最初の一時間はクラスメート間でのいじめの連鎖を描き、
虐めるものが突如として虐められる立場になり、いじめに逢う
人の気持ちを描く。残りの時間は、ターゲットが世代を超えて
教師対生徒の構図になり、ここでもイジメのような悪循環に
陥る。

何と言っても映画は骨太の笹岡澪の貫禄さとそれに対峙する
形で存在する新谷麻綺の関係が面白い。その二人の間で心の傷
を癒し、常に良い方向へと導こうとしている潮崎真莉愛の存在も、
この映画の中ではとても重要な役柄だ。

この世代特有の者なのか、とにかく生徒達は群れたがり、
集団からはじき飛ばされる事への恐怖感から義務的な関係を
形成し、言葉や態度もその都度180度変えてしまう。
ある意味では集団性の持つ恐ろしさと、見て見ぬ振りをする事へ
の罪悪感を描いた作品なのかも知れない。

常に先頭に立つ者としては全ての責任がつきまとうし、視線も
一身に浴びなければならない。

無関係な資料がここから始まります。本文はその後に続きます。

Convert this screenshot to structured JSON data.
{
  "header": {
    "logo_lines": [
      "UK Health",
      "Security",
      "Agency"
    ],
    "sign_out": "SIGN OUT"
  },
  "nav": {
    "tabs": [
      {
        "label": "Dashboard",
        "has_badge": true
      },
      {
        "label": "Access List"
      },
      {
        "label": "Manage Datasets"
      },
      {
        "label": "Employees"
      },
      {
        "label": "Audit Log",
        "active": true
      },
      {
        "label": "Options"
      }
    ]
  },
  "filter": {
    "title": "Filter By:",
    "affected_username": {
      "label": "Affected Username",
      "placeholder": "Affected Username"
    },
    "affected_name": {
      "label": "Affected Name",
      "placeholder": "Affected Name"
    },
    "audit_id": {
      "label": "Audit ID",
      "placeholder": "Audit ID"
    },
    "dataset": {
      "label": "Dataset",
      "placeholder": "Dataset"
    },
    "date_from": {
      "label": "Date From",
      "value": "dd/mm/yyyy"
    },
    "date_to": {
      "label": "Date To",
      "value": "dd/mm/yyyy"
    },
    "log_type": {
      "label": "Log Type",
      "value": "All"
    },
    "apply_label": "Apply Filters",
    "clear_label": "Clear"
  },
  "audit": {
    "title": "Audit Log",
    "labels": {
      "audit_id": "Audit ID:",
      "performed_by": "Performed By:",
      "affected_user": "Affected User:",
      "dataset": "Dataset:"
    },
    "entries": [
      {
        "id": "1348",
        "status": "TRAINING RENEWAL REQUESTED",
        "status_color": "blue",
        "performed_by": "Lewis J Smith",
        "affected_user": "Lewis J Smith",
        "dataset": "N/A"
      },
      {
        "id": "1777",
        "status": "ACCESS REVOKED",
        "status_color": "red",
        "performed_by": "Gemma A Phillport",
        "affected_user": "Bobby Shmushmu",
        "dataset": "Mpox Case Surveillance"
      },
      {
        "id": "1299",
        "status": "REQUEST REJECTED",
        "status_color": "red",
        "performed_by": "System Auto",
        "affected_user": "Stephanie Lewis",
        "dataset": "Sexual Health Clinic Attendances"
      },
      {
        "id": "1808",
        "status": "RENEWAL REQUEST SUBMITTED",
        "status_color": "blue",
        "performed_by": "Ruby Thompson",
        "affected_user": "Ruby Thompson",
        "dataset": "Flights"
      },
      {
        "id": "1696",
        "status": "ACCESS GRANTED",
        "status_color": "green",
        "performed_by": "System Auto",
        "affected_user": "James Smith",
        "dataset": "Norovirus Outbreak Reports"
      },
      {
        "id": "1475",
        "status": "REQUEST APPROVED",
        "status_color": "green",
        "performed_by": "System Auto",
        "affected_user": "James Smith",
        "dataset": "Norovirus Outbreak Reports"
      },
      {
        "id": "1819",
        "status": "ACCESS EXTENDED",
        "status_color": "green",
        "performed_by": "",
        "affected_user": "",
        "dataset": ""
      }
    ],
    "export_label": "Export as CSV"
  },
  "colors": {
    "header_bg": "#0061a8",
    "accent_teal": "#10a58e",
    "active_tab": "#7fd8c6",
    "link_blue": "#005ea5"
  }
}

リーダーに率いられている者
たちは自分がイジメのターゲットにならない様、リーダーの
顔色を伺う。

とても面白い映画だし、実際に似たような経験がある人には、
ちょっぴり刺激の有る内容だと思う。

先生の自己保身のための姑息さ加減にどこまでリアリティが
有るのかは議論の余地がありそうだが、主人公を通して虐める
側の立場から虐められる立場の心境の変化と二度とそのような
連鎖に巻き込まれたくない気持ちはとても良く出ている。

先生に目をつけられた笹岡澪に対して、全員が何か仕返しを
するのでは無いかという期待の目で見ている。これがまた非常
に無責任な態度でこの映画を象徴しているシーンの一つでも
有り憤りを覚えるのだが、笹岡澪が何の行動も移さなかったの
は、イジメの連鎖に懲りている彼女ならではの態度なのかも
しれない。

父親が自分の学校生活に興味の視線を向けてくれなかったり、
義母との関係に於いて、手作り弁当を巡る繊細なニュアンスの
話しなどが盛り込まれていて面白いのだが、この辺はやや中途
半端な描き方になっている感は否めない。

そんな関係が有耶無耶のままで、しかしそれでも最後に晴れ晴れ
とした表情を見せるのは、やはり潮崎真莉愛の存在が大きいの
だろうね。本当の友達とは幼馴染みの友達ではなく、自分が
一番苦しいときに手を差し伸べてくれた人ではないかなと思わ
せる。

しかしこの映画、スクール水着にブルマ姿と、別の所でも
狙っている感じがしてくるなぁ。